Similarly, if 8% of Americans overall reported an unmet health care need in 2007, 92% did not, Cunningham said. "It's valid to say that for most people, they're still getting the medical care that they need." However, that 8% represents a striking increase from the 5.2% of Americans who reported an unmet need in 2003, he said.
Not insured enough
The Commonwealth Fund report found that the number of underinsured adults between 19 and 64 years old jumped 62% from 2003 to 2007.
The report defines the underinsured as individuals who had deductibles equal to or exceeding 5% of their income, spent 10% or more of their wages on out-of-pocket medical expenses, or spent 5% or more of their wages on these expenses if they earned less than 200% of poverty.

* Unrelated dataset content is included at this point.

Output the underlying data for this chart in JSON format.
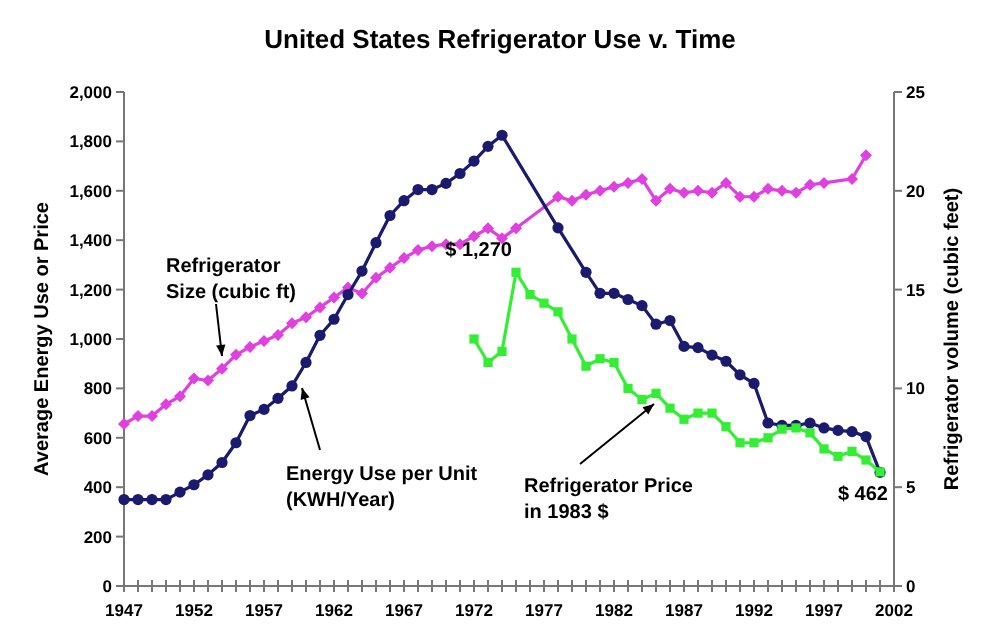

The underinsured were less likely to have employer-based coverage. Sixty-five percent of them had such insurance, while 80% of the adequately insured did. In contrast, 12% of the underinsured had individual market health plans, compared with 7% for the adequately insured.
The study might have overestimated the number of underinsured people by using deductibles as a measuring stick, said John Goodman, PhD, president of the National Center for Policy Analysis, a think tank that promotes private-sector approaches to policy questions. The study does not account for people with high-deductible health plans with savings options to which their employers contribute, he explained.
Schoen said that only a small minority of the insured population has high-deductible plans with employer contributions. In 2007, 3.8 million people were enrolled in high-deductible plans, but only a third to a half of those workers received an employer contribution.